25 März 2019 | Sport

Freudentaumel nach Pleite

Last-Minute-Treffer von Guinea-Bissau rettet Brave Warriors

Im „Jetzt-oder-nie-Spiel“ um die Afrika-Cup-Qualifikation in Sambia mussten die Brave Warriors eine deutliche 1:4-Niederlage einstecken. Dass die Namibier nach Abpfiff dennoch bis in die Nacht feierten, haben sie Guinea-Bissau zu verdanken, die im dramatischen Parallelspiel in letzter Minute Schützenhilfe leisteten.

Von Joël Grandke, Windhoek/Lusaka

Es ist vollbracht: Zum dritten Mal in ihrer Geschichte ziehen die Brave Warriors in die Endrunde des Afrika-Cups in Ägypten ein. Der Fußball-Abend am Samstag glich einer Achterbahnfahrt. Die komfortable Ausgangsposition vor dem entscheidenden Spiel beim Gruppenletzten Sambia - mit einem Unentschieden hätte Namibia das Weiterkommen aus eigener Kraft erreicht - löste sich schon nach kurzer Zeit auf. Parallel spielte der Tabellenführer Guinea-Bissau zuhause gegen den Dritten Mosambik. Über das Schicksal Namibias sollte am Ende auf dem dortigen Platz entschieden werden.

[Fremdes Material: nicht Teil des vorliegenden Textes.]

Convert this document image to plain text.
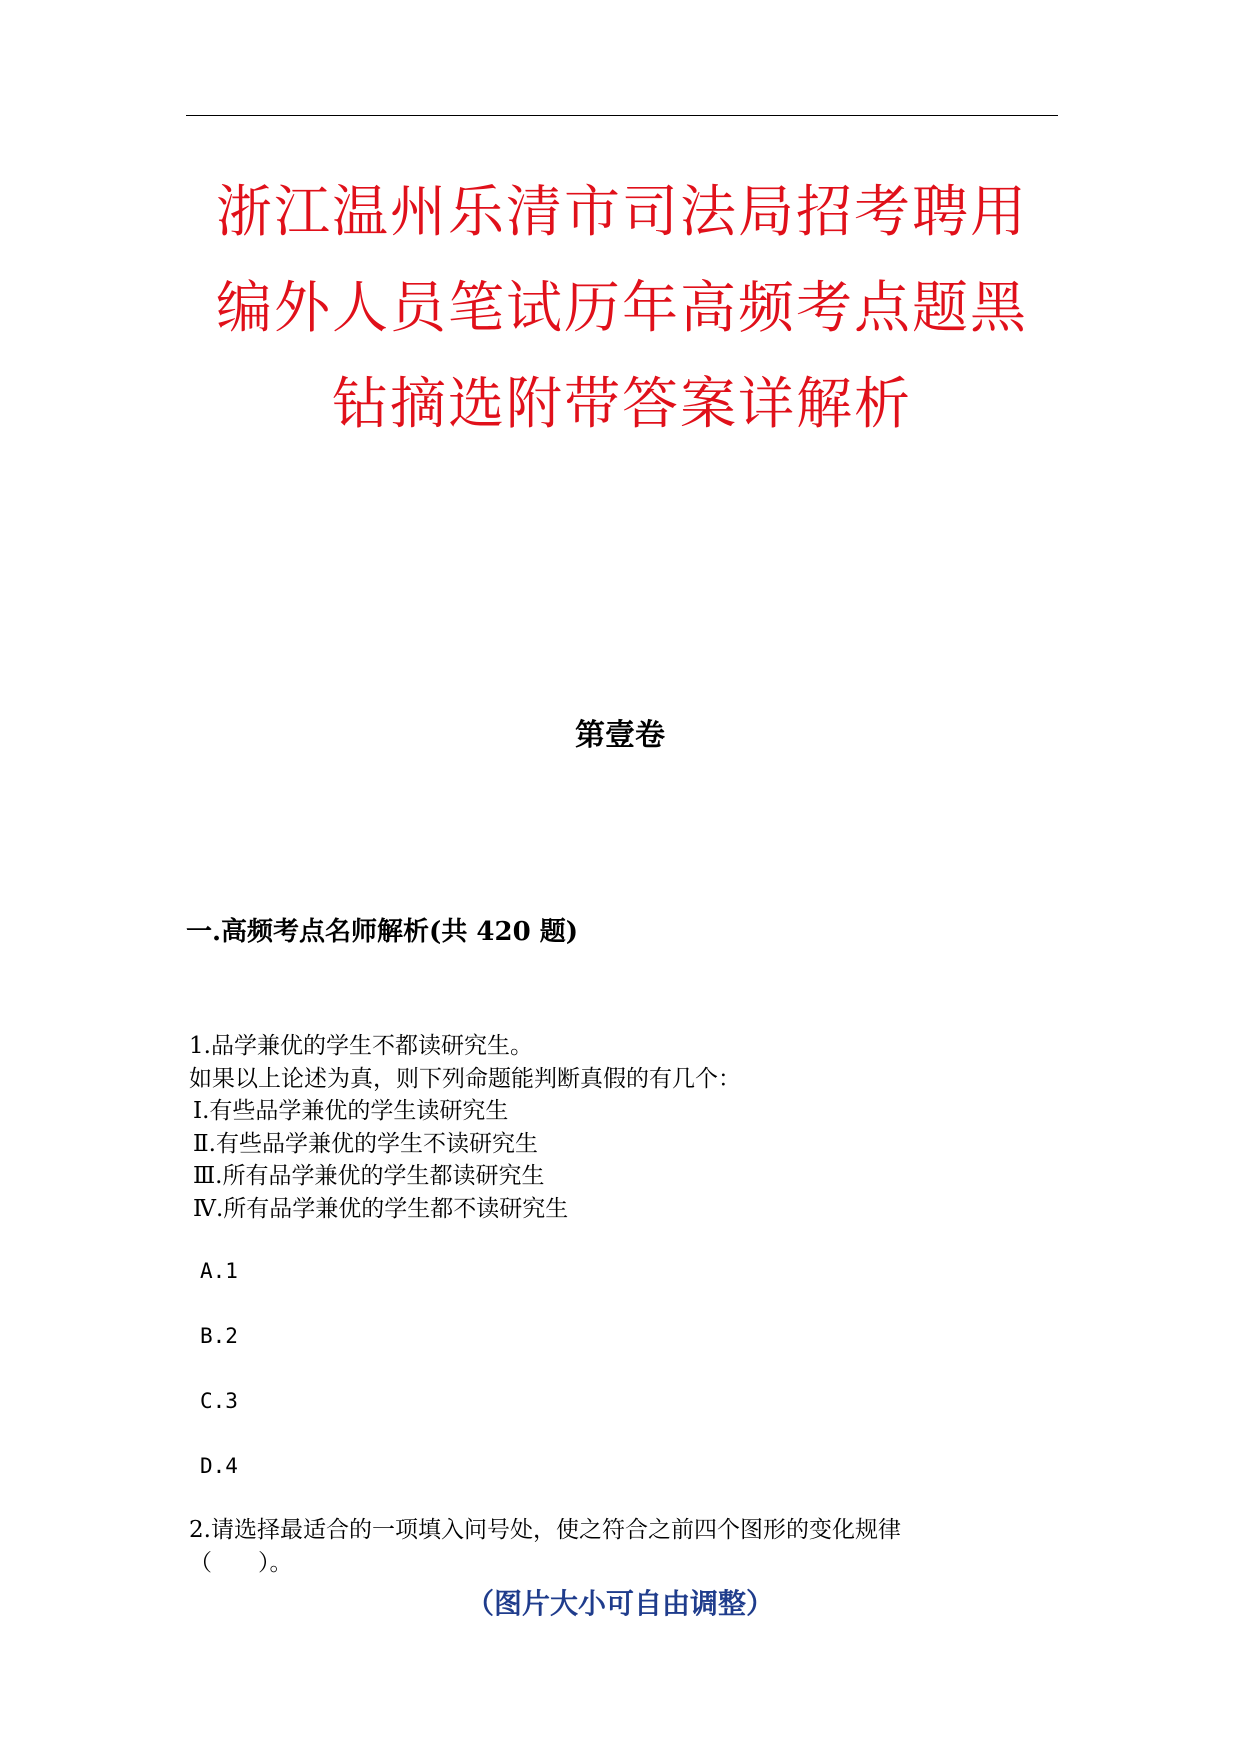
浙江温州乐清市司法局招考聘用
编外人员笔试历年高频考点题黑
钻摘选附带答案详解析
第壹卷
一.高频考点名师解析(共 420 题)
1.品学兼优的学生不都读研究生。
如果以上论述为真，则下列命题能判断真假的有几个：
Ⅰ.有些品学兼优的学生读研究生
Ⅱ.有些品学兼优的学生不读研究生
Ⅲ.所有品学兼优的学生都读研究生
Ⅳ.所有品学兼优的学生都不读研究生
A.1
B.2
C.3
D.4
2.请选择最适合的一项填入问号处，使之符合之前四个图形的变化规律
（　　）。
（图片大小可自由调整）
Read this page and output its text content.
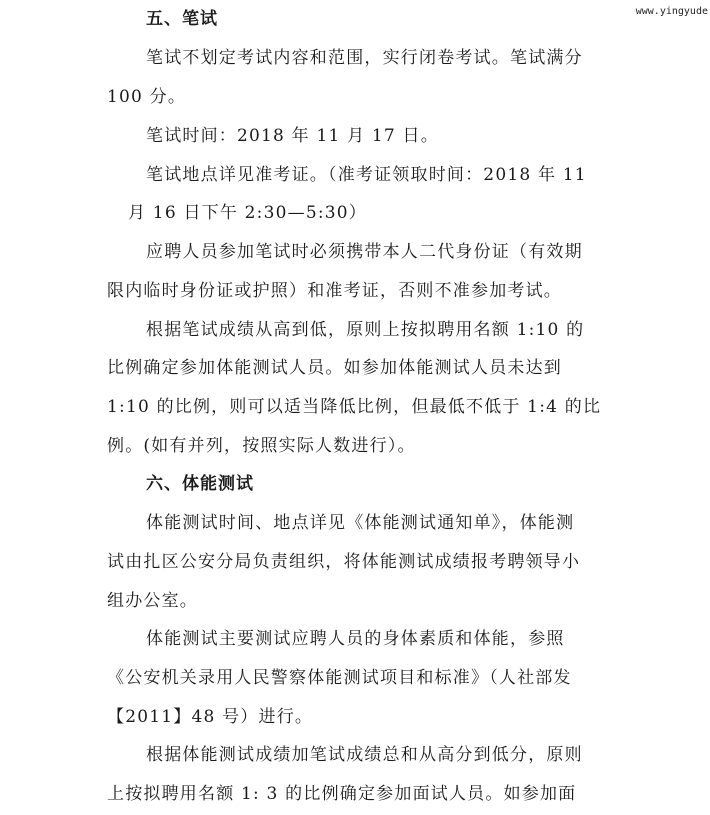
www.yingyude
五、笔试
笔试不划定考试内容和范围，实行闭卷考试。笔试满分
100 分。
笔试时间：2018 年 11 月 17 日。
笔试地点详见准考证。（准考证领取时间：2018 年 11
月 16 日下午 2:30—5:30）
应聘人员参加笔试时必须携带本人二代身份证（有效期
限内临时身份证或护照）和准考证，否则不准参加考试。
根据笔试成绩从高到低，原则上按拟聘用名额 1:10 的
比例确定参加体能测试人员。如参加体能测试人员未达到
1:10 的比例，则可以适当降低比例，但最低不低于 1:4 的比
例。(如有并列，按照实际人数进行）。
六、体能测试
体能测试时间、地点详见《体能测试通知单》，体能测
试由扎区公安分局负责组织，将体能测试成绩报考聘领导小
组办公室。
体能测试主要测试应聘人员的身体素质和体能，参照
《公安机关录用人民警察体能测试项目和标准》（人社部发
【2011】48 号）进行。
根据体能测试成绩加笔试成绩总和从高分到低分，原则
上按拟聘用名额 1: 3 的比例确定参加面试人员。如参加面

Brave-Warriors-Coach Ricardo Mannetti kündigte vor dem Spiel in Sambia an, dass sich seine Mannschaft auf die eigene Kraft verlassen und nach vorne spielen wollte. Einen mutigen Auftritt legte seine Truppe durchaus hin, doch der Matchplan des Trainers ging an diesem Abend nicht auf. In der Anfangsphase spielte sich sein Team einige Chancen heraus. In der 12. Minute gelangten die Gastgeber aber durch einen sehenswerten Distanztreffer von Augustine Mulenga auf die Siegerstraße. Die Brave Warriors hatten Pech, als Deon Hotto mit seinem Pfostenschuss nach einem schnellen Konter in der 20. Minute die direkte Antwort verpasste.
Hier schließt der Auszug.